From relief organizations to corporations, many USGLC members have been on the ground in Haiti even before the earthquake, and they continue their work now in helping to rebuild a country from almost scratch.
Procter & Gamble’s P&G Fund and Children’s Safe Drinking Water Fund has been providing resources to support both safe water and general relief efforts. P&G has donated over $2 million worth of personal care products and is working with fellow USGLC members like CARE, PSI and World Vision in assessing ongoing needs.
World Vision President Rich Stearns visited Haiti shortly after the quake to assess the damage and see how his organization could further help. Stearns assured the Haitian people when he was there about the long-term needs his organization will try to address by saying, “World Vision, its donors and the international community are all here to assist you, as you climb from the rubble to rebuild your lives, and communities over the coming months and years.”
Former presidents Clinton and Bush are leading efforts to raise private dollars from the American people to aid in the relief effort, but a longer term effort is needed. As Clinton wrote just after the quake, “As we clear the rubble, we will create better tomorrows by building Haiti back better: with stronger buildings, better schools and health care; with more manufacturing and less deforestation; with more sustainable agriculture and clean energy.”

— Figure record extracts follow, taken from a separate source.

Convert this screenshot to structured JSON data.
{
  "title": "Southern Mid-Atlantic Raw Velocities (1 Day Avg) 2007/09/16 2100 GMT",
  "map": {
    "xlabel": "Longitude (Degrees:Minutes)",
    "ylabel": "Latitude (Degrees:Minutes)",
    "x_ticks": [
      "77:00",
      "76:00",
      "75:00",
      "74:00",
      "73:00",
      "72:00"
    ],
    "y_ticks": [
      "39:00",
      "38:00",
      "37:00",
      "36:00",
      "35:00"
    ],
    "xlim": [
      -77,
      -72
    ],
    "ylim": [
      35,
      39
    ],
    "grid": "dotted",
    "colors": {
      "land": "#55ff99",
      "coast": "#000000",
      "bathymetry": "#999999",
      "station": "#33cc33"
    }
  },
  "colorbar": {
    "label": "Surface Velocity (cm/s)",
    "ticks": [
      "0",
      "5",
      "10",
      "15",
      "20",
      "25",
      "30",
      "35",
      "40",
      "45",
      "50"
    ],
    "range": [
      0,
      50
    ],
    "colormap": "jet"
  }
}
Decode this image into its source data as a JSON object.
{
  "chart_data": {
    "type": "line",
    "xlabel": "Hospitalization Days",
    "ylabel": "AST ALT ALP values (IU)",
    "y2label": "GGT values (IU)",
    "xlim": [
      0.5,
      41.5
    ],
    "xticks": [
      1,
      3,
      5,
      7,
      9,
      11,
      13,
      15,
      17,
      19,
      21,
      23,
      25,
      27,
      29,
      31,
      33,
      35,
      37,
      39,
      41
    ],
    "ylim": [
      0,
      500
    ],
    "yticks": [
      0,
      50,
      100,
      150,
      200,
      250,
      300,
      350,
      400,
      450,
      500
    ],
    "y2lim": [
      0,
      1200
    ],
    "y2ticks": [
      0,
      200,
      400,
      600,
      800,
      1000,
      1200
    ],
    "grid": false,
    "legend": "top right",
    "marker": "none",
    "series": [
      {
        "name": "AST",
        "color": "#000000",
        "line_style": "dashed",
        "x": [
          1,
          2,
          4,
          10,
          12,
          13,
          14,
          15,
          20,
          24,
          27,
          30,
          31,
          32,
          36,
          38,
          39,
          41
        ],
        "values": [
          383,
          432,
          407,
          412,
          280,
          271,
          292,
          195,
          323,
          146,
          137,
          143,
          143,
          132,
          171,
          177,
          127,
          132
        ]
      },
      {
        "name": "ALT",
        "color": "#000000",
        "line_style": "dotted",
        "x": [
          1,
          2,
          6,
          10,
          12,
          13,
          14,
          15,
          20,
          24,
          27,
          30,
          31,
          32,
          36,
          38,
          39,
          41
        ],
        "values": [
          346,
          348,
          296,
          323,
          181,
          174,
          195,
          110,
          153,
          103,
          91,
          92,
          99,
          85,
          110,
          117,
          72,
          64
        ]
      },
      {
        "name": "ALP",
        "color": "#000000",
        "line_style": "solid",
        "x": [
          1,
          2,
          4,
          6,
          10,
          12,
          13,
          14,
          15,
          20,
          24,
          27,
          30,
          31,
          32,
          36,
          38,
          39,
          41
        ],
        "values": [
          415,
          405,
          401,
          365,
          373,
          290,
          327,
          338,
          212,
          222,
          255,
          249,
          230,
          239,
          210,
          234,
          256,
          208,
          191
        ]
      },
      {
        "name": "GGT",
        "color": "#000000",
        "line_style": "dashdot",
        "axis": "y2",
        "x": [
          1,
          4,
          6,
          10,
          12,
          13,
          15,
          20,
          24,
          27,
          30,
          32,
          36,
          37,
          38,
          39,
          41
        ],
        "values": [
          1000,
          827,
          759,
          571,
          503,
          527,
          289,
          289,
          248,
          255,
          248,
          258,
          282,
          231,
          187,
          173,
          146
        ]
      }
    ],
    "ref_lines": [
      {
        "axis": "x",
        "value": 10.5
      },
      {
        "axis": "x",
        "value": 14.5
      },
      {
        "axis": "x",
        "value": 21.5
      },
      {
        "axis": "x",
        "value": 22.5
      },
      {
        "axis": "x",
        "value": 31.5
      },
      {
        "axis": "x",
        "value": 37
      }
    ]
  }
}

As the Administration and Congress are both looking at ways to create a better strategy on global development, Haiti could be at the heart of the debate. Support is always there for immediate response to natural disasters and emergencies, but will it be there in the long term? The many USGLC members who are already doing great work there will stay, but they need support, as does Haiti’s government, from our International Affairs Budget to rebuild this country.
Haiti could become an example of the difference targeted aid can make. As Americans are familiar with the tragedy, demonstrating measured results in Haiti will go a long way to showing just why the International Affairs Budget is such a necessary part of our nation’s spending.